Areas needing additional study
Soil health tests on Michigan farms captured soil physical and biological variability across a large range field types. Much more testing on farmer fields is required to build stronger links between soil health parameters and specific soil conditions and agronomic management in Michigan. Similarly, recommendations resulting from test results need to be more tightly linked to results from farmer fields and field trials in Michigan.

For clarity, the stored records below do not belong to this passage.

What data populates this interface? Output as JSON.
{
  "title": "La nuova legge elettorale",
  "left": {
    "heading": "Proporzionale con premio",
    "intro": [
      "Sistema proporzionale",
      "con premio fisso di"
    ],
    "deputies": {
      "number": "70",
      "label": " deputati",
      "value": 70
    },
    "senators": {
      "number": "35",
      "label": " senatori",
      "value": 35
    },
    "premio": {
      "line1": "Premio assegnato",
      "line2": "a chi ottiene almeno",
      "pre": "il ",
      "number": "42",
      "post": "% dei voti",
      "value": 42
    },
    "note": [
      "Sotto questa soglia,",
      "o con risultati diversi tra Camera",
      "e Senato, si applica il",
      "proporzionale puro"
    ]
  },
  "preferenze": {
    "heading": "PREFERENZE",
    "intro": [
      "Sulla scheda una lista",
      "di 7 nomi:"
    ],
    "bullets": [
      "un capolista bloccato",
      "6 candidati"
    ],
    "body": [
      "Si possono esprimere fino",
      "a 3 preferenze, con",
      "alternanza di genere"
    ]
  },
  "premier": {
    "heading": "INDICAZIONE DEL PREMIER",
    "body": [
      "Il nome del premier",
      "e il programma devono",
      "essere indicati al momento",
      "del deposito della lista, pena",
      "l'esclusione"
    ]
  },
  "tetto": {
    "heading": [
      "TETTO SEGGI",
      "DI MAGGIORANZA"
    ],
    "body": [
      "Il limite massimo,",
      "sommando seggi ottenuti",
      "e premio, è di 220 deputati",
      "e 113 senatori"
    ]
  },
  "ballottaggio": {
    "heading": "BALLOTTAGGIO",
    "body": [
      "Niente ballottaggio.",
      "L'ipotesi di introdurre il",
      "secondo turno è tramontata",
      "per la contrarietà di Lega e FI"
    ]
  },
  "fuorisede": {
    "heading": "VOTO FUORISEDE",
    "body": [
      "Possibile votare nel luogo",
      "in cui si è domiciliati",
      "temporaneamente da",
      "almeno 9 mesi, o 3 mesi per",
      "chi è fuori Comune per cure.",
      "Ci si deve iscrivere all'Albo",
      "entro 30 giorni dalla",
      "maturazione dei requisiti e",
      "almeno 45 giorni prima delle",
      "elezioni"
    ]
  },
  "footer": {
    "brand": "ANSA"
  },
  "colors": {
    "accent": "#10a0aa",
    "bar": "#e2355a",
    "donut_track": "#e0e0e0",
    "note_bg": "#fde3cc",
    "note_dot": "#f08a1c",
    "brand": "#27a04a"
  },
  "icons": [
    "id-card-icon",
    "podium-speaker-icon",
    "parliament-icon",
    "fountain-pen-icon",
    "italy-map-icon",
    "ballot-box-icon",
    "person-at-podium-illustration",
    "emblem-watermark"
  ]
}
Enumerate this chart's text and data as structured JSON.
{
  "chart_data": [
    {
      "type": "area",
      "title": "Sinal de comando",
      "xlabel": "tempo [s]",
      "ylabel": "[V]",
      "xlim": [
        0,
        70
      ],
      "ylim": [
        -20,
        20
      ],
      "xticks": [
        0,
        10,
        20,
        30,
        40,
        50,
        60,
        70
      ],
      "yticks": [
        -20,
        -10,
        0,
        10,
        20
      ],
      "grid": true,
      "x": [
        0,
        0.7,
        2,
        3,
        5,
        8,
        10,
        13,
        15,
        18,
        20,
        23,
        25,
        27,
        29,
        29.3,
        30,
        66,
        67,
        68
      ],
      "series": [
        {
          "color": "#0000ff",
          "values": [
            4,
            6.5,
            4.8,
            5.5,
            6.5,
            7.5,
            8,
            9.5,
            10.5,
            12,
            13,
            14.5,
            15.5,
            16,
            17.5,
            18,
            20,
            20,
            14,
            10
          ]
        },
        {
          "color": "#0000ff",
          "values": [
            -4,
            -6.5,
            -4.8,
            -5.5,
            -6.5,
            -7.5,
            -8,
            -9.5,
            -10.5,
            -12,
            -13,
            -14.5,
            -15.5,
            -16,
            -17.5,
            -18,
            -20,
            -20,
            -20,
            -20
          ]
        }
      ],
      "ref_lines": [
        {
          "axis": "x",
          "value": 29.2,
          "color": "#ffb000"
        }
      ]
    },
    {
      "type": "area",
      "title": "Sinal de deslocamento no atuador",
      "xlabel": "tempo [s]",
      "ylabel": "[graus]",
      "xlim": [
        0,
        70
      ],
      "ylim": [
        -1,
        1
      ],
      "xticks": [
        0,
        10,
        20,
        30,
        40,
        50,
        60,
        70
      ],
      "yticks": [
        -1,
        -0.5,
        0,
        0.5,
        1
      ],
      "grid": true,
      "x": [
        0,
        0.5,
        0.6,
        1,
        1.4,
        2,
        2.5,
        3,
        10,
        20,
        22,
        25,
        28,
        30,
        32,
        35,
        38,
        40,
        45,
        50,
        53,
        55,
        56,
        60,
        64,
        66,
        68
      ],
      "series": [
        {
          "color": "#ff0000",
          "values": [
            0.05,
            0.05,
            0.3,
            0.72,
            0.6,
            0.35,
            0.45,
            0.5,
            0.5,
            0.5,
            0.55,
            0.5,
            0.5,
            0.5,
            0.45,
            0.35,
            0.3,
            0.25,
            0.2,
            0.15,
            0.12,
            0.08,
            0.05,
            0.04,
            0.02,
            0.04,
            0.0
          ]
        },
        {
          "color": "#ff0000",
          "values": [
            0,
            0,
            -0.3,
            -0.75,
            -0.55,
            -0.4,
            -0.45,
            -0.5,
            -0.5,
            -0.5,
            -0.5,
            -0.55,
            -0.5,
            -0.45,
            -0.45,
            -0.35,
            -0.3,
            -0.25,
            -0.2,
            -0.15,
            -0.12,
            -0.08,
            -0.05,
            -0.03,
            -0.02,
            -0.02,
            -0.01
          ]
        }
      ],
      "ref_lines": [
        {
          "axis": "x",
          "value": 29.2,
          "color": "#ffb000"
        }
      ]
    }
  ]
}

Many growers wished to pursue soil health testing, but had concerns about the cost. An economic assessment that includes careful agronomic considerations about the frequency and intensity with which soil health tests should be carried out is necessary.
Nitrification potential holds promise as a management-sensitive parameter for nutrient management. Two areas need more careful study for the future i) how well nitrification potential acts as management-sensitive parameter for soil health and ii) to what extent nitrification can be managed-for through reasonable changes in famer practice. Both of these targets are tractable through study on experimental plots and on farmer fields.